As climate change intensifies extreme heat, farms are becoming less hospitable to nesting birds, a new study found. That could be another barrier to maintaining rapidly eroding biodiversity that also provides benefits to humans, including farmers who get free pest control when birds eat agricultural pests.

Researchers who examined data on over 150,000 nesting attempts found that birds in agricultural lands were 46% less likely to successfully raise at least one chick when it got really hot than birds in other areas.

“I don’t think we expected it to be as extreme as it was,” said Katherine Lauck, a PhD candidate at University of California, Davis and lead author of the study published Thursday in the journal Science.

Bird scientists have been tracking the decline of avian wildlife for years. In 2019, a comprehensive study showed that there were three billion fewer wild birds than in 1970. The new study represents a closer look at what might be behind the dramatic decline.

Intense commercial farming is known to harm birds — fields completely clear of trees and other natural barriers lack shelter for wildlife, and pesticides and other agricultural chemicals can hurt birds.

The study concluded that species of higher conservation concern in the U.S. — those closer to being listed as federally threatened or endangered — were more vulnerable to extreme heat events in agricultural settings. But across the board, birds in forests were 14% more likely to achieve reproductive success in times of extreme heat.

The study’s findings were not surprising to Ken Rosenberg, a biologist with the Road to Recovery initiative who formerly worked as a conservation biologist at the Cornell Lab of Ornithology and was lead author on what he calls the “three billion birds study.” The idea that forest birds could benefit slightly from warmer temperatures makes sense, he said, since shade from trees provides a buffer from extreme heat that agricultural areas don’t have.

Rosenberg, who was not affiliated with this study, said he was pleased to see a paper in a prestigious journal using large datasets built from citizen science data. In this case, the observations came from NestWatch, a nationwide nest-monitoring program that anyone can participate in.

However, Rosenberg cautioned that more data might be needed to confirm that species of higher conservation concern were more vulnerable, since the overwhelming majority of the data involved species of low conservation concern.

The researchers predicted how different bird species might fare in each landscape during extreme heat events. They concluded that in agricultural areas, species of greater conservation concern, like the oak titmouse, would see worse outcomes than species of lower concern, like the house sparrow.

Rosenberg and David Bird, a professor emeritus of wildlife biology at McGill University, said the study contributes to the understanding of the negative effects of intensive single crop farming. Bird said the study “sings the praises of the need for preserving our forests,” which not only protect birds from hot weather but also help protect ecosystems from global warming by absorbing carbon.

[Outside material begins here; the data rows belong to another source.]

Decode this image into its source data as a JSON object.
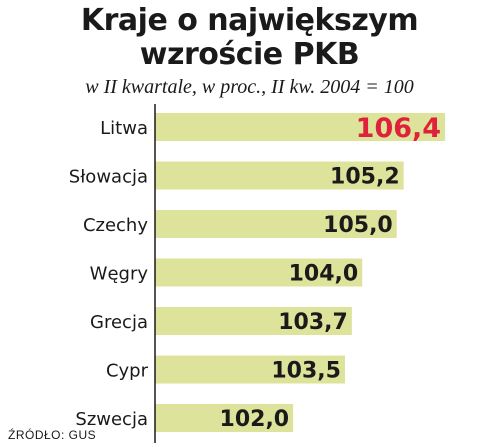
{
  "title_line1": "Kraje o największym",
  "title_line2": "wzroście PKB",
  "subtitle": "w II kwartale, w proc., II kw. 2004 = 100",
  "source": "ŹRÓDŁO: GUS",
  "colors": {
    "bar": "#dde39a",
    "highlight_text": "#e0213a",
    "text": "#1a1a1a",
    "axis": "#1a1a1a"
  },
  "chart_data": {
    "type": "bar",
    "orientation": "horizontal",
    "categories": [
      "Litwa",
      "Słowacja",
      "Czechy",
      "Węgry",
      "Grecja",
      "Cypr",
      "Szwecja"
    ],
    "values": [
      106.4,
      105.2,
      105.0,
      104.0,
      103.7,
      103.5,
      102.0
    ],
    "value_labels": [
      "106,4",
      "105,2",
      "105,0",
      "104,0",
      "103,7",
      "103,5",
      "102,0"
    ],
    "highlight_index": 0,
    "xlim": [
      98.0,
      106.6
    ]
  }
}
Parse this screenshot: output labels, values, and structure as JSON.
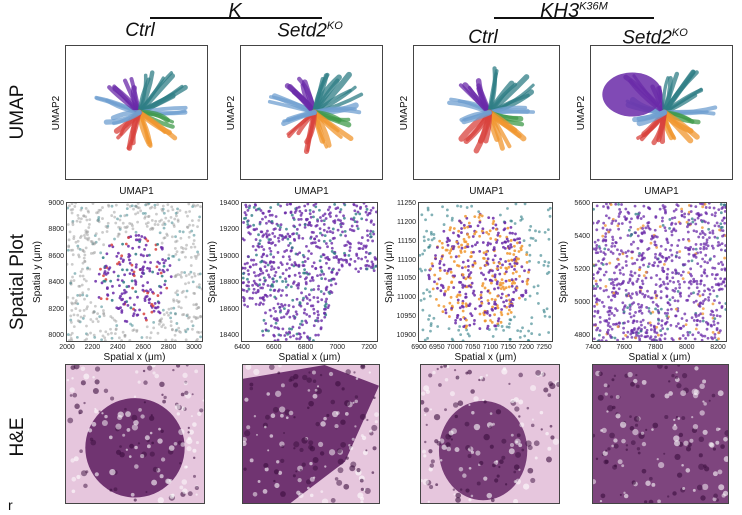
{
  "groups": [
    {
      "name": "K",
      "sup": ""
    },
    {
      "name": "KH3",
      "sup": "K36M"
    }
  ],
  "conditions": [
    {
      "base": "Ctrl",
      "sup": ""
    },
    {
      "base": "Setd2",
      "sup": "KO"
    },
    {
      "base": "Ctrl",
      "sup": ""
    },
    {
      "base": "Setd2",
      "sup": "KO"
    }
  ],
  "rows": [
    "UMAP",
    "Spatial Plot",
    "H&E"
  ],
  "umap": {
    "xlabel": "UMAP1",
    "ylabel": "UMAP2"
  },
  "spatial": {
    "xlabel": "Spatial x (μm)",
    "ylabel": "Spatial y (μm)",
    "panels": [
      {
        "xticks": [
          "2000",
          "2200",
          "2400",
          "2600",
          "2800",
          "3000"
        ],
        "yticks": [
          "9000",
          "8800",
          "8600",
          "8400",
          "8200",
          "8000"
        ]
      },
      {
        "xticks": [
          "6400",
          "6600",
          "6800",
          "7000",
          "7200"
        ],
        "yticks": [
          "19400",
          "19200",
          "19000",
          "18800",
          "18600",
          "18400"
        ]
      },
      {
        "xticks": [
          "6900",
          "6950",
          "7000",
          "7050",
          "7100",
          "7150",
          "7200",
          "7250"
        ],
        "yticks": [
          "11250",
          "11200",
          "11150",
          "11100",
          "11050",
          "11000",
          "10950",
          "10900"
        ]
      },
      {
        "xticks": [
          "7400",
          "7600",
          "7800",
          "8000",
          "8200"
        ],
        "yticks": [
          "5600",
          "5400",
          "5200",
          "5000",
          "4800"
        ]
      }
    ]
  },
  "palette": {
    "purple": "#6a2aa8",
    "teal": "#2f7d86",
    "green": "#3f9a4a",
    "red": "#d8413c",
    "orange": "#f0962e",
    "blue": "#6f9fd0",
    "he_dark": "#5b1a5e",
    "he_light": "#e6c6dd"
  },
  "corner_mark": "r"
}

The study suggests that if farmers purposefully left just a little more natural space around farms with a few trees or native plants — not necessarily changing everything about their operations — birds could better coexist with humans, Rosenberg said.

“Some of these open country birds don’t really need a lot of habitat or a lot of space,” he said. “They just need some.”

Lead author Lauck is now working to better understand exactly why birds experience such large differences in nesting success between farmed and forested areas, hoping that would point toward useful interventions.

“New solutions that are neutral for farmers but helpful for biodiversity in the long term will create a more resilient biosphere for all of us,” they said.